No final, uma solução que permita a todos “salvar a cara” pode ser encontrada. Mas todos sabem a verdade: Obama e Kerry foram manobrados por Putin e Assad. O fato de que o colosso do capitalismo tenha sido frustrado em sua última tentativa de flexionar seu poderio imperialista não vai passar despercebido. O que estamos testemunhando não é um detalhe acidental; é a consequência inevitável da decadência do poderio do imperialismo EUA em escala mundial, um fruto amargo que agora Obama deve degustar.

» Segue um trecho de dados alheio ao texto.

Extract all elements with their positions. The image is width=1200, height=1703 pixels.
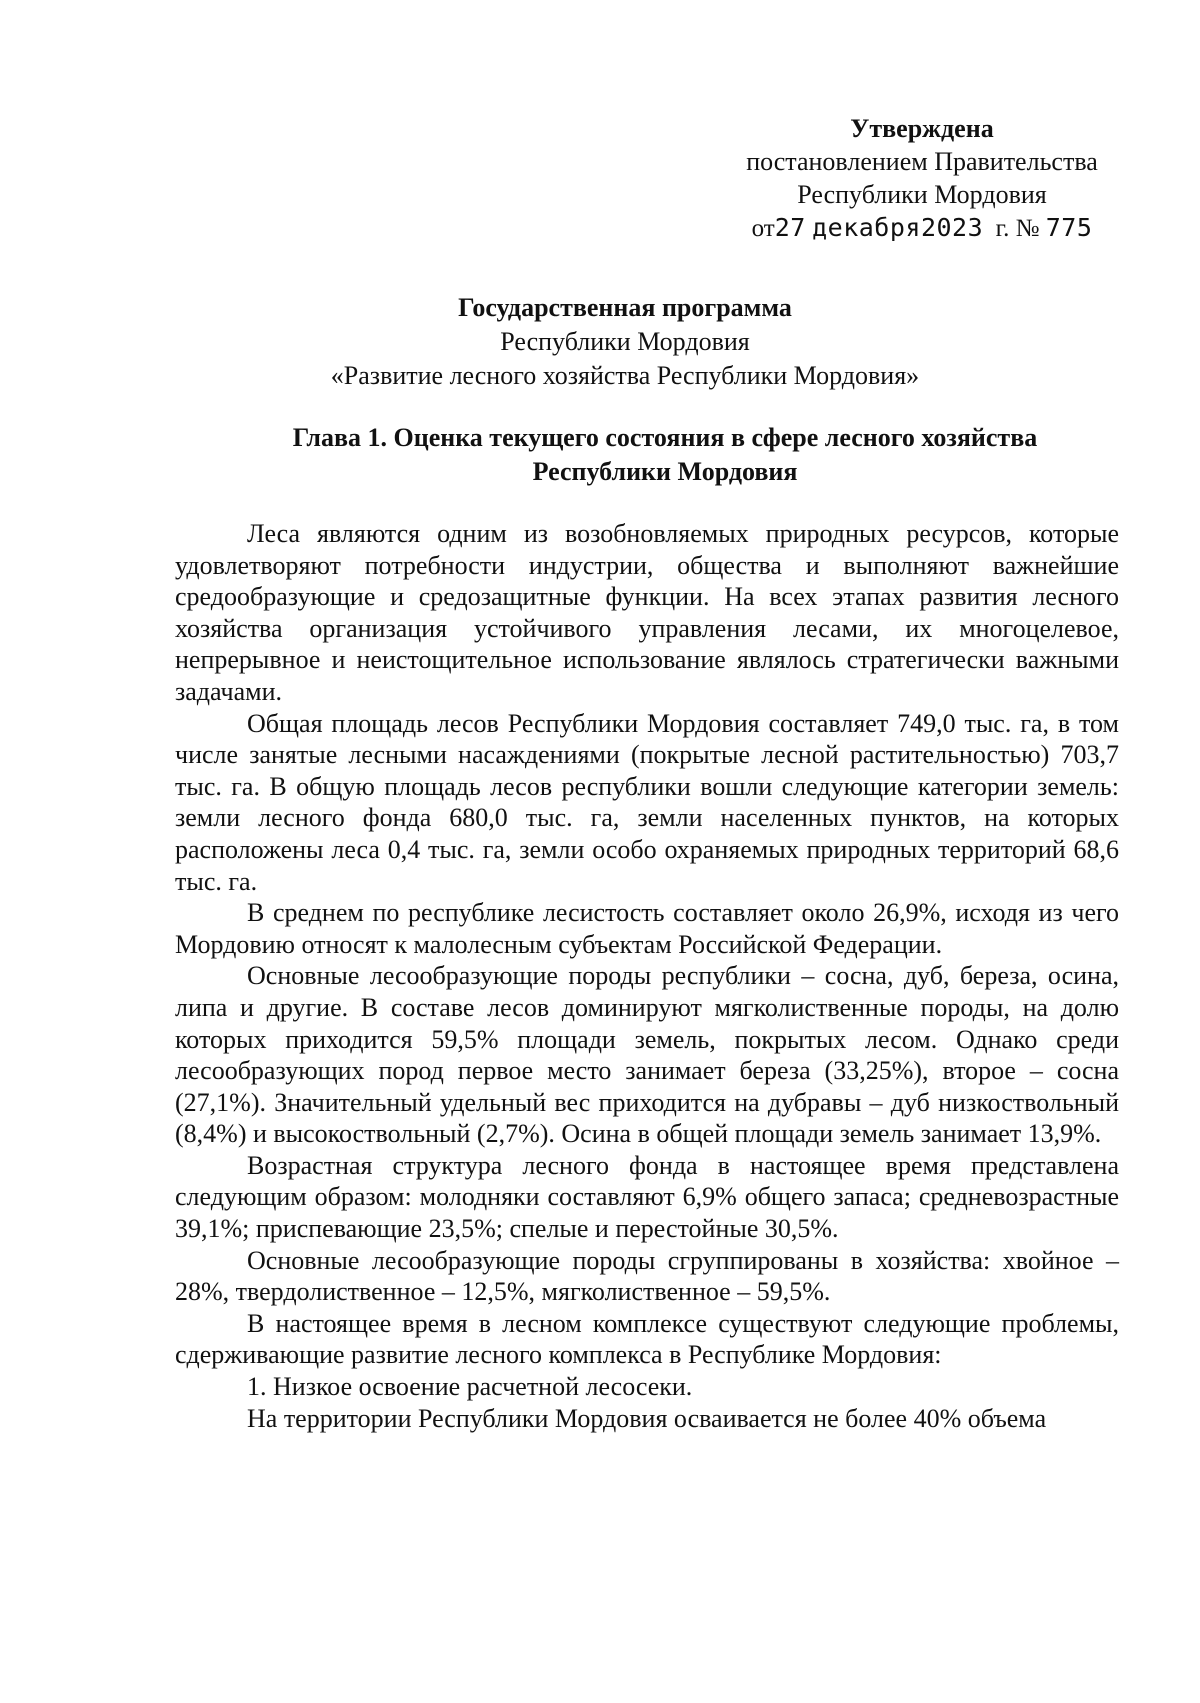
list-item: 1. Низкое освоение расчетной лесосеки.: [247, 1372, 693, 1402]
date-year: 2023: [920, 213, 984, 242]
resolution-number: 775: [1045, 213, 1093, 242]
approval-line-2: Республики Мордовия: [797, 180, 1047, 209]
date-month: декабря: [812, 213, 921, 242]
program-name: «Развитие лесного хозяйства Республики Мордовия»: [330, 361, 920, 390]
program-subtitle: Республики Мордовия: [500, 327, 750, 356]
approval-line-1: постановлением Правительства: [746, 147, 1098, 176]
program-heading: [240, 291, 1010, 393]
paragraph: В среднем по республике лесистость составляет около 26,9%, исходя из чего Мордовию относят к малолесным субъектам Российской Федерации.: [175, 898, 1119, 959]
approval-block: [712, 112, 1132, 245]
date-day: 27: [774, 213, 806, 242]
program-title: Государственная программа: [458, 293, 792, 322]
chapter-title-line-1: Глава 1. Оценка текущего состояния в сфере лесного хозяйства: [292, 423, 1038, 452]
body-text: [175, 518, 1119, 1434]
approval-title: Утверждена: [850, 114, 994, 143]
chapter-title-line-2: Республики Мордовия: [532, 457, 798, 486]
chapter-heading: [230, 421, 1100, 489]
approval-date-line: [712, 211, 1132, 245]
date-suffix: г. №: [995, 215, 1040, 242]
paragraph: Основные лесообразующие породы сгруппированы в хозяйства: хвойное – 28%, твердолиственное – 12,5%, мягколиственное – 59,5%.: [175, 1245, 1119, 1307]
paragraph: Леса являются одним из возобновляемых природных ресурсов, которые удовлетворяют потребности индустрии, общества и выполняют важнейшие средообразующие и средозащитные функции. На всех этапах развития лесного хозяйства организация устойчивого управления лесами, их многоцелевое, непрерывное и неистощительное использование являлось стратегически важными задачами.: [175, 519, 1119, 706]
paragraph: В настоящее время в лесном комплексе существуют следующие проблемы, сдерживающие развитие лесного комплекса в Республике Мордовия:: [175, 1308, 1119, 1370]
paragraph: Возрастная структура лесного фонда в настоящее время представлена следующим образом: молодняки составляют 6,9% общего запаса; средневозрастные 39,1%; приспевающие 23,5%; спелые и перестойные 30,5%.: [175, 1150, 1119, 1244]
date-prefix: от: [751, 215, 775, 242]
paragraph: Общая площадь лесов Республики Мордовия составляет 749,0 тыс. га, в том числе занятые лесными насаждениями (покрытые лесной растительностью) 703,7 тыс. га. В общую площадь лесов республики вошли следующие категории земель: земли лесного фонда 680,0 тыс. га, земли населенных пунктов, на которых расположены леса 0,4 тыс. га, земли особо охраняемых природных территорий 68,6 тыс. га.: [175, 708, 1119, 896]
paragraph: Основные лесообразующие породы республики – сосна, дуб, береза, осина, липа и другие. В составе лесов доминируют мягколиственные породы, на долю которых приходится 59,5% площади земель, покрытых лесом. Однако среди лесообразующих пород первое место занимает береза (33,25%), второе – сосна (27,1%). Значительный удельный вес приходится на дубравы – дуб низкоствольный (8,4%) и высокоствольный (2,7%). Осина в общей площади земель занимает 13,9%.: [175, 961, 1119, 1149]
paragraph: На территории Республики Мордовия осваивается не более 40% объема: [247, 1403, 1047, 1433]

Quanto à situação dos trabalhadores, camponeses e jovens da Síria, permanece desesperadora como antes. Não há nenhuma solução na base do capitalismo, assim como não há nenhuma solução dentro dos limites da própria Síria. O povo da Síria, em ambos os lados da atual divisão, quer desesperadamente ver o fim da atual carnificina. Infelizmente, a única camada da sociedade que poderia oferecer uma saída, a classe trabalhadora síria, os camponeses e a juventude radicalizada, foi deixada sem liderança e na confusão. Esta é a verdadeira tragédia da situação síria. Se houvesse uma organização de massa que pudesse unir todo o povo trabalhador sob um programa de mudança social radical, de uma transformação socialista, a situação seria muito diferente hoje. Mas não existe nenhuma organização semelhante e, portanto, outras forças reacionárias vieram à tona para desviar o movimento contra Assad ao caminho do conflito étnico e religioso-sectário.

A única maneira de avançar é construindo meticulosamente o fator subjetivo – um partido de massa dos trabalhadores baseado em um programa genuinamente marxista – necessário para canalizar as aspirações revolucionárias das massas sírias para derrubar o odiado regime de Assad e substituí-lo por um regime democrático dos trabalhadores, como parte da revolução socialista em todo o Oriente Médio e Norte da África. É uma tarefa árdua, mas a única para se sair do impasse.